Because the Law of Contract is committed to a policy of keeping parties to apparent bargains, very few mistakes prevent contracts from binding. In fact, it is only where the mistake is a fundamental one that this policy can be overcome; and the mistake will only be seen as fundamental where it alters to the very nature and substance of the contract. Moreover, whilst in principle a fundamental mistake made by only one party will render the contract void, it is very difficult in fact to persuade a court that one has indeed been made. It is an easier claim if the mistaken party can establish that the other party knew or reasonably ought to have been aware of the mistake. So, the first question here is whether BTs’ mistake as to price, admittedly serious, is so fundamental that it alters the very nature of the contract; if it is, then the second question is whether BTs’ customers knew or, more likely, ought to have realised that a €10 charge for designer trainers must have been a mistake.
(3) if not, (a) do its terms permit it to be cancelled; and (b) if so, are such terms fair?
(a) This is the other of the binary states of BTs’ Schrödinger’s contract. If there is a contract at question (1), then the order process term probably permits it to be cancelled.
(b) If it does, then the question is whether that is an unfair term within the meaning of the the European Communities (Unfair Terms in Consumer Contracts) Regulations, 1995 (SI No 27 of 1995), which require such terms to be reasonable; but I don’t think that’s a particularly strong point here – terms dealing with the consequences of mistake are common, and it does not seem unreasonable to me that website vendors would protect themselves against such mistakes.
(4) have any additional protections and cooling-off periods been complied with?
As far as I can see, no issues under this heading arise here.
(5) if there are any claims, what are the available remedies?
If there is no correspondence of offer and acceptance, then there is no contract, the purchasers cannot enforce a sale for €10, and they would be entitled to their payments back. If offer and acceptance do correspond and there is a contract, and if it is invalid for mistake, then again the purchasers cannot enforce a sale for €10, and they would be entitled to their payments back. If there is a contract, and if it is not invalid for mistake, then BTs can seek to rely on the order process term and cancel the contract and return the customers’ payments. It is only if the contract is valid, but the order process is unfair, that customers could enforce the sale for €10. But this is the least likely outcome. Customers might also complain to the Competition and Consumer Protection Commission (CCPC) but I don’t think this is likely to avail them.
However, I wonder why BTs chose to rely on their terms and conditions and cancel the sales. They got pretty terrible publicity last week. In particular, I often wonder how much such online retailers would actually lose if they honoured the orders at the mistaken price. If and when the answer is that the mistaken was caught early enough, then they would probably get much better publicity by honouring the sales. But that is for marketing departments.

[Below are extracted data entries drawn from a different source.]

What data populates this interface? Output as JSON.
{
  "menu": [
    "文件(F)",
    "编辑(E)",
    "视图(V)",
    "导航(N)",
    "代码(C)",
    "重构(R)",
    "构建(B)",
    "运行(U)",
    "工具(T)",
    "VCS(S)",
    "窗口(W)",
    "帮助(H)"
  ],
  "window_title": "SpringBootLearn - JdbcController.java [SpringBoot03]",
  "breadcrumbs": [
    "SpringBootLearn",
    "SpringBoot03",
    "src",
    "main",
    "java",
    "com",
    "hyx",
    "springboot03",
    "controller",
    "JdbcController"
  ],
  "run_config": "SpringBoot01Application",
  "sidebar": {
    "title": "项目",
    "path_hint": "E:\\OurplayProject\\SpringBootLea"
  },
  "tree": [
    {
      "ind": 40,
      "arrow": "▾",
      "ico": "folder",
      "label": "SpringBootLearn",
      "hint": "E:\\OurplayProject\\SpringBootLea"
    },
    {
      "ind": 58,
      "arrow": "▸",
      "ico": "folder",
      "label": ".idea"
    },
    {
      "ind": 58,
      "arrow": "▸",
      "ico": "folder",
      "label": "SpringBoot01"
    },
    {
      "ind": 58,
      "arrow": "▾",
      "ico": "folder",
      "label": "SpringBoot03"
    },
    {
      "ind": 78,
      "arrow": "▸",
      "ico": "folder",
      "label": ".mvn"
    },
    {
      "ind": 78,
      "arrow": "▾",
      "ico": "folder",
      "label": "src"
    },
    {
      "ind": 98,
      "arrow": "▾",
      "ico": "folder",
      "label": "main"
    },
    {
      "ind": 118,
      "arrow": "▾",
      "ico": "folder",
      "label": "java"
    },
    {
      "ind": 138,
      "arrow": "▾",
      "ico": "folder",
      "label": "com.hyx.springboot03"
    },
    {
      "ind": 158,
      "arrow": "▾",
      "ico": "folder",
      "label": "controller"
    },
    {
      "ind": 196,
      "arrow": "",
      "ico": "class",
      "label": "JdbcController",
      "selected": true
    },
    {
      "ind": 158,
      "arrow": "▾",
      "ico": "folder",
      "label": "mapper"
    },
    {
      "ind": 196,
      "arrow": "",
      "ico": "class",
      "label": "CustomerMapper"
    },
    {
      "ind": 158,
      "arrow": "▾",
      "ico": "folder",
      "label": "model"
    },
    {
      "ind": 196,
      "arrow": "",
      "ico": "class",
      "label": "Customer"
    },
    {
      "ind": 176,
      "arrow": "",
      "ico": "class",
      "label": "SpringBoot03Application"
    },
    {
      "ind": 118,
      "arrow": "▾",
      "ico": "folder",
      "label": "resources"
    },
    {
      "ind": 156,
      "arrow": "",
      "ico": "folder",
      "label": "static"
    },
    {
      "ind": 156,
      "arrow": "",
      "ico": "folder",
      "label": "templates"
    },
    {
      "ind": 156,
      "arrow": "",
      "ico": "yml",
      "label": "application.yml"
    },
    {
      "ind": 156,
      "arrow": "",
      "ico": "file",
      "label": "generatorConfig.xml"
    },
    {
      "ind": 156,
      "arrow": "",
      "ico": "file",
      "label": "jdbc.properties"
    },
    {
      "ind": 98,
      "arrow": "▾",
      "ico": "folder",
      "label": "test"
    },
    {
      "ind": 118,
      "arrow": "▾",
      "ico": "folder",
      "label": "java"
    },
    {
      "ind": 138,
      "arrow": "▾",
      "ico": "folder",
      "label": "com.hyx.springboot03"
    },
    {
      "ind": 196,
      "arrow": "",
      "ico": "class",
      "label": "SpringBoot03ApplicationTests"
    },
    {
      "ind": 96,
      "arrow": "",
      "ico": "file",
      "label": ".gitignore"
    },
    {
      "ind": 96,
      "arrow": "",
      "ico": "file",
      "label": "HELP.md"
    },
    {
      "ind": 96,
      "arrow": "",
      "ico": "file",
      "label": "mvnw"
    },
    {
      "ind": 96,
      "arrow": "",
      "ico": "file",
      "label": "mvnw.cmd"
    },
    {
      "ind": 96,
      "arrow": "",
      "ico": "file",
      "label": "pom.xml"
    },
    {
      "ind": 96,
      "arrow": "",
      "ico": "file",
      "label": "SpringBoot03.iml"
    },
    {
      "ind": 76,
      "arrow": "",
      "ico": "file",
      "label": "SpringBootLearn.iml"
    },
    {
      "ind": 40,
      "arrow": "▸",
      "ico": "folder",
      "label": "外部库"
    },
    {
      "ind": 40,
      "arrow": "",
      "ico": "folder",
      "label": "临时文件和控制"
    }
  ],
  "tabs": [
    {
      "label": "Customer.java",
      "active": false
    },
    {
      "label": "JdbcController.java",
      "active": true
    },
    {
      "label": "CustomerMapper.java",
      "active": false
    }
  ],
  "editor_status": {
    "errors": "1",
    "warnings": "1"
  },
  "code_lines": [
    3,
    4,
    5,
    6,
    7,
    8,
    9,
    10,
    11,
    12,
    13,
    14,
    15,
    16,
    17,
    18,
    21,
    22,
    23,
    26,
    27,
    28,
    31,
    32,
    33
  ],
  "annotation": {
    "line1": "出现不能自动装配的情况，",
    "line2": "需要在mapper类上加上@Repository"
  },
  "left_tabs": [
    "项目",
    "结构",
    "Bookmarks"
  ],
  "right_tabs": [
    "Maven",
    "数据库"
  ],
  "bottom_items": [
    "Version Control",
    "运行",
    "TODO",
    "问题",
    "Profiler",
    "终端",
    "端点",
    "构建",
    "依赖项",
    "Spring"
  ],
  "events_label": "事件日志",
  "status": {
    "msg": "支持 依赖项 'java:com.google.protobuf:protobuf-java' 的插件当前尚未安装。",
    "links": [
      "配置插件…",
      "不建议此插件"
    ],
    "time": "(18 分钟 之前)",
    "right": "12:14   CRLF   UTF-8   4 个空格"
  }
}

Meanwhile, the moral of the story is this: BTs’ offer looked like it was too good to be true; and that’s exactly what it was – too good to be true.
A man bought $250,000 of plane tickets for $17,000 after a Japanese airline made a mistake with currency conversions (Grace Dean, Yahoo! News, 21 April 2023):
There doesn’t seem to be anything in ANA’s Terms of Carriage to cover the situation, so it seems that these are valid tickets.